Qu’est-ce que la RCP et pourquoi est-ce important ?
La RCP est une technique de sauvetage utilisée lorsque le cœur de quelqu’un cesse de battre. Elle consiste à appuyer fort et rapidement sur la poitrine pour maintenir la circulation du sang vers le cerveau et d’autres organes vitaux. Dans certains cas, des insufflations sont également administrées. Lorsque la RCP est pratiquée rapidement, elle peut doubler ou même tripler les chances de survie d’une personne en arrêt cardiaque (lorsque le cœur s’arrête soudainement).
Chaque année, des millions de personnes dans le monde subissent un arrêt cardiaque en dehors des hôpitaux. Malheureusement, la plupart d’entre elles ne survivent pas. L’une des principales raisons ? Pas assez de témoins savent pratiquer la RCP. Si plus de personnes étaient formées, d’innombrables vies pourraient être sauvées. C’est pourquoi des organisations comme l’Organisation mondiale de la santé (OMS) recommandent d’enseigner la RCP aux écoliers. Et qui de mieux pour leur enseigner que leurs enseignants ?

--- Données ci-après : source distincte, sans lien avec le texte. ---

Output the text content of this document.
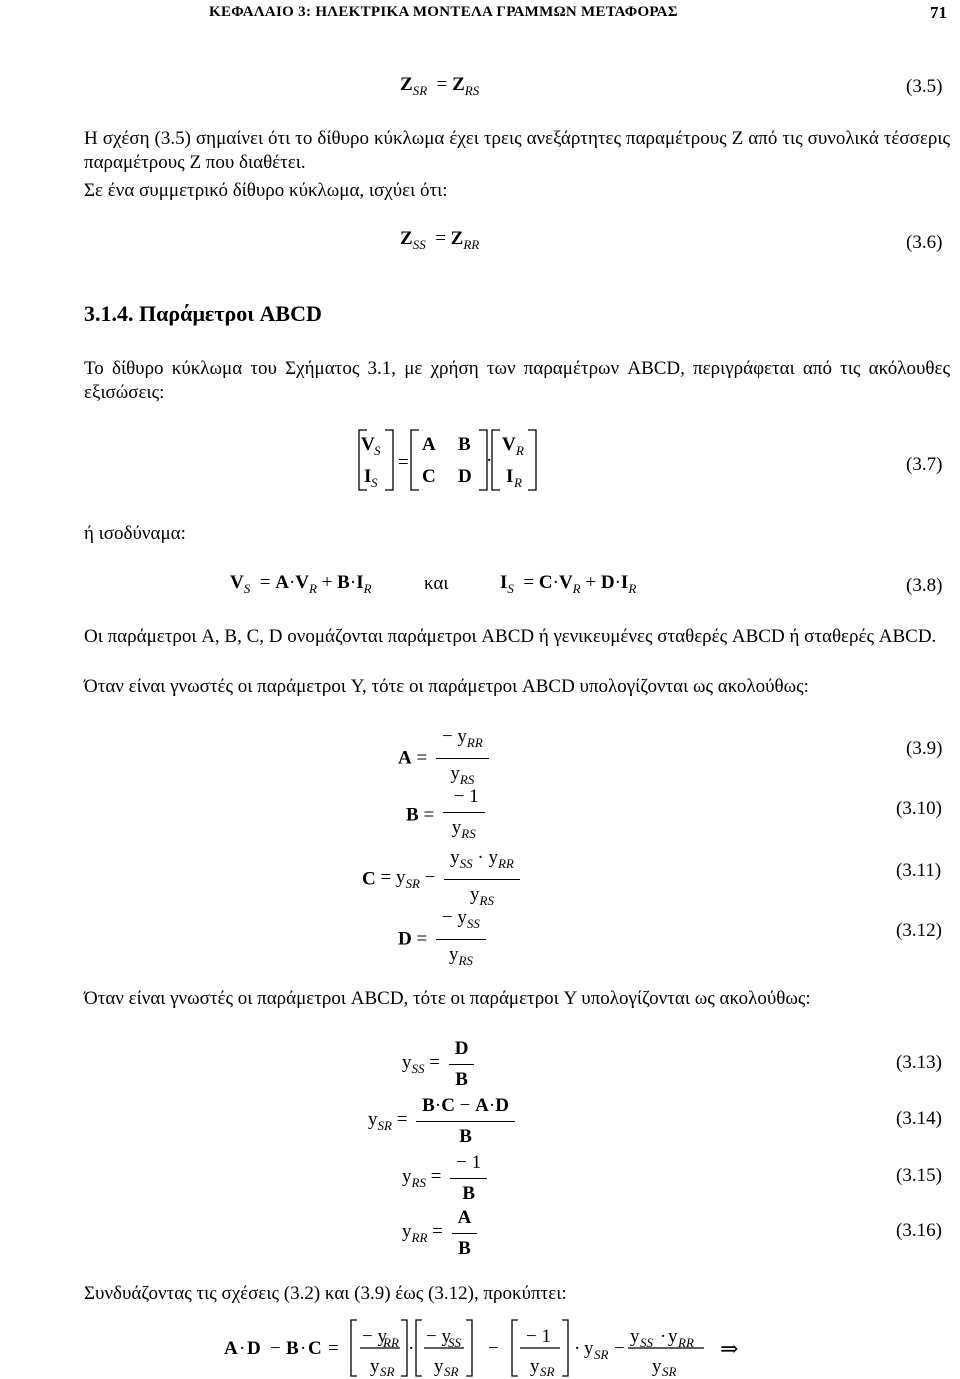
ΚΕΦΑΛΑΙΟ 3: ΗΛΕΚΤΡΙΚΑ ΜΟΝΤΕΛΑ ΓΡΑΜΜΩΝ ΜΕΤΑΦΟΡΑΣ	71
$Z_{SR} = Z_{RS}$	(3.5)
Η σχέση (3.5) σημαίνει ότι το δίθυρο κύκλωμα έχει τρεις ανεξάρτητες παραμέτρους Z από τις συνολικά τέσσερις παραμέτρους Z που διαθέτει.
Σε ένα συμμετρικό δίθυρο κύκλωμα, ισχύει ότι:
$Z_{SS} = Z_{RR}$	(3.6)
3.1.4. Παράμετροι ABCD
Το δίθυρο κύκλωμα του Σχήματος 3.1, με χρήση των παραμέτρων ABCD, περιγράφεται από τις ακόλουθες εξισώσεις:
V S
I S
=
A B
C D
·
V R
I R
(3.7)
ή ισοδύναμα:
$V_S = A\cdot V_R + B\cdot I_R$	και	$I_S = C\cdot V_R + D\cdot I_R$	(3.8)
Οι παράμετροι A, B, C, D ονομάζονται παράμετροι ABCD ή γενικευμένες σταθερές ABCD ή σταθερές ABCD.
Όταν είναι γνωστές οι παράμετροι Y, τότε οι παράμετροι ABCD υπολογίζονται ως ακολούθως:
$A = \frac{- y_{RR}}{y_{RS}}$	(3.9)
$B = \frac{- 1}{y_{RS}}$	(3.10)
$C = y_{SR} - \frac{y_{SS} \cdot y_{RR}}{y_{RS}}$	(3.11)
$D = \frac{- y_{SS}}{y_{RS}}$	(3.12)
Όταν είναι γνωστές οι παράμετροι ABCD, τότε οι παράμετροι Y υπολογίζονται ως ακολούθως:
$y_{SS} = \frac{D}{B}$	(3.13)
$y_{SR} = \frac{B\cdot C - A\cdot D}{B}$	(3.14)
$y_{RS} = \frac{- 1}{B}$	(3.15)
$y_{RR} = \frac{A}{B}$	(3.16)
Συνδυάζοντας τις σχέσεις (3.2) και (3.9) έως (3.12), προκύπτει:
A · D − B · C =
− y
RR
y SR
·
− y
SS
y SR
−
− 1
y SR
· y SR −
y SS · y RR
y SR
⇒
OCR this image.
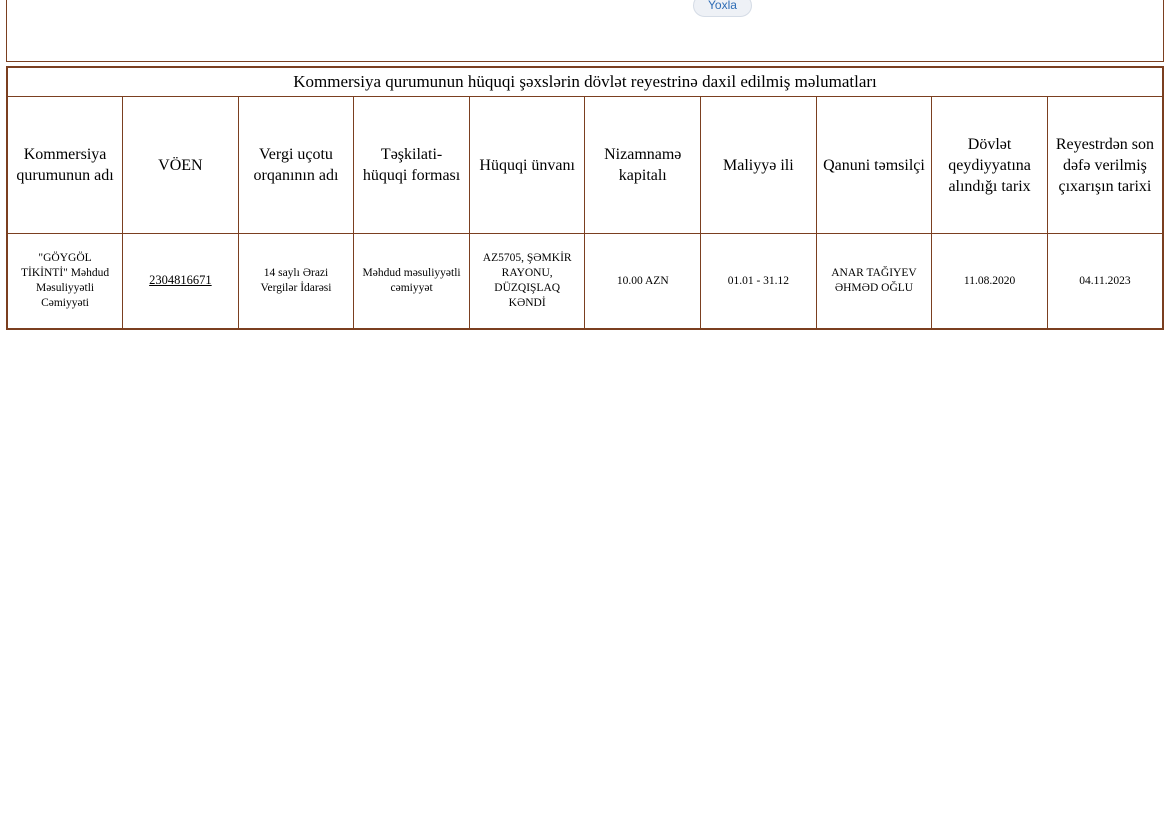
Yoxla
Kommersiya qurumunun hüquqi şəxslərin dövlət reyestrinə daxil edilmiş məlumatları									
Kommersiya qurumunun adı	VÖEN	Vergi uçotu orqanının adı	Təşkilati-hüquqi forması	Hüquqi ünvanı	Nizamnamə kapitalı	Maliyyə ili	Qanuni təmsilçi	Dövlət qeydiyyatına alındığı tarix	Reyestrdən son dəfə verilmiş çıxarışın tarixi
"GÖYGÖL TİKİNTİ" Məhdud Məsuliyyətli Cəmiyyəti	2304816671	14 saylı Ərazi Vergilər İdarəsi	Məhdud məsuliyyətli cəmiyyət	AZ5705, ŞƏMKİR RAYONU, DÜZQIŞLAQ KƏNDİ	10.00 AZN	01.01 - 31.12	ANAR TAĞIYEV ƏHMƏD OĞLU	11.08.2020	04.11.2023
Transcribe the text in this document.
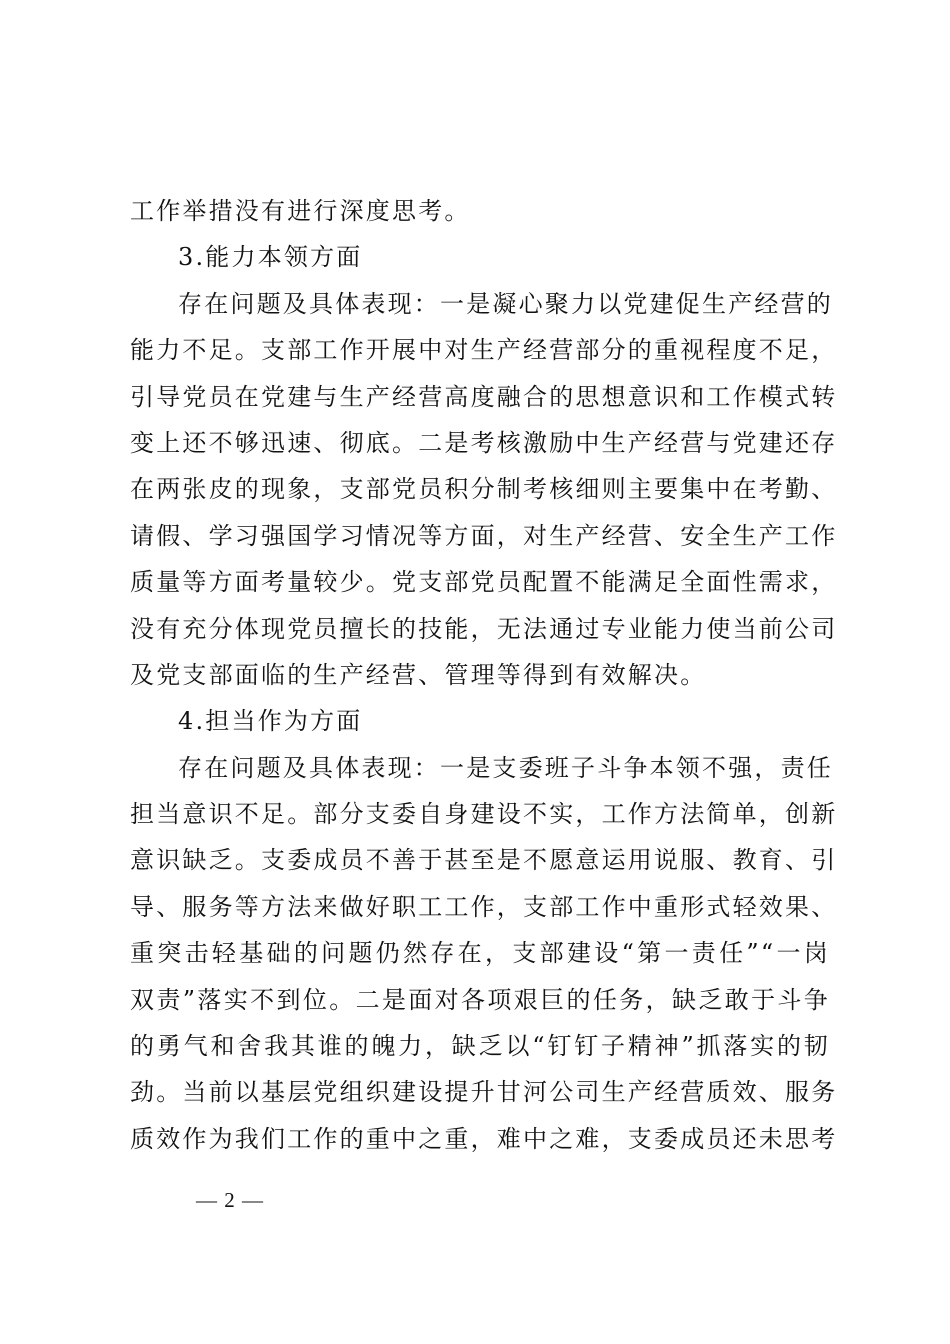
工作举措没有进行深度思考。
3.能力本领方面
存在问题及具体表现：一是凝心聚力以党建促生产经营的
能力不足。支部工作开展中对生产经营部分的重视程度不足，
引导党员在党建与生产经营高度融合的思想意识和工作模式转
变上还不够迅速、彻底。二是考核激励中生产经营与党建还存
在两张皮的现象，支部党员积分制考核细则主要集中在考勤、
请假、学习强国学习情况等方面，对生产经营、安全生产工作
质量等方面考量较少。党支部党员配置不能满足全面性需求，
没有充分体现党员擅长的技能，无法通过专业能力使当前公司
及党支部面临的生产经营、管理等得到有效解决。
4.担当作为方面
存在问题及具体表现：一是支委班子斗争本领不强，责任
担当意识不足。部分支委自身建设不实，工作方法简单，创新
意识缺乏。支委成员不善于甚至是不愿意运用说服、教育、引
导、服务等方法来做好职工工作，支部工作中重形式轻效果、
重突击轻基础的问题仍然存在，支部建设“第一责任”“一岗
双责”落实不到位。二是面对各项艰巨的任务，缺乏敢于斗争
的勇气和舍我其谁的魄力，缺乏以“钉钉子精神”抓落实的韧
劲。当前以基层党组织建设提升甘河公司生产经营质效、服务
质效作为我们工作的重中之重，难中之难，支委成员还未思考
— 2 —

Que savent les enseignants sur la RCP ?
Une étude récente en Chine a examiné ce que les enseignants du primaire et du secondaire savent sur la RCP et s’ils sont prêts à l’enseigner. Les résultats étaient à la fois encourageants et révélateurs.
Tout d’abord, la bonne nouvelle : presque tous les enseignants (96,8 %) avaient entendu parler de la RCP. La plupart l’ont appris par la télévision (70,0 %), tandis que moins l’ont appris par les journaux (39,1 %). Plus de la moitié (54,0 %) avaient même déjà reçu une formation en RCP. Les enseignants âgés de 30 à 39 ans étaient les plus susceptibles d’avoir été formés (60,7 %), tandis que ceux âgés de 50 ans et plus étaient les moins susceptibles (36,6 %). Cela suggère que les enseignants plus jeunes pourraient être les meilleurs candidats pour diriger la formation en RCP dans les écoles.
Mais voici le hic : bien que de nombreux enseignants connaissaient les bases, comme comment vérifier si quelqu’un est conscient (71,9 %) ou respire (51,1 %), leurs connaissances sur les détails étaient insuffisantes. Par exemple, seulement 18,0 % connaissaient la profondeur correcte pour les compressions thoraciques, et seulement 29,1 % savaient à quelle vitesse les effectuer. Encore moins (28,4 %) connaissaient le bon ratio entre les compressions thoraciques et les insufflations. Et en ce qui concerne l’utilisation des défibrillateurs automatiques externes (DAE) — des appareils qui peuvent relancer le cœur — seulement 16,2 % savaient comment les utiliser. Encore moins (12,7 %) savaient où trouver un DAE dans leur quartier.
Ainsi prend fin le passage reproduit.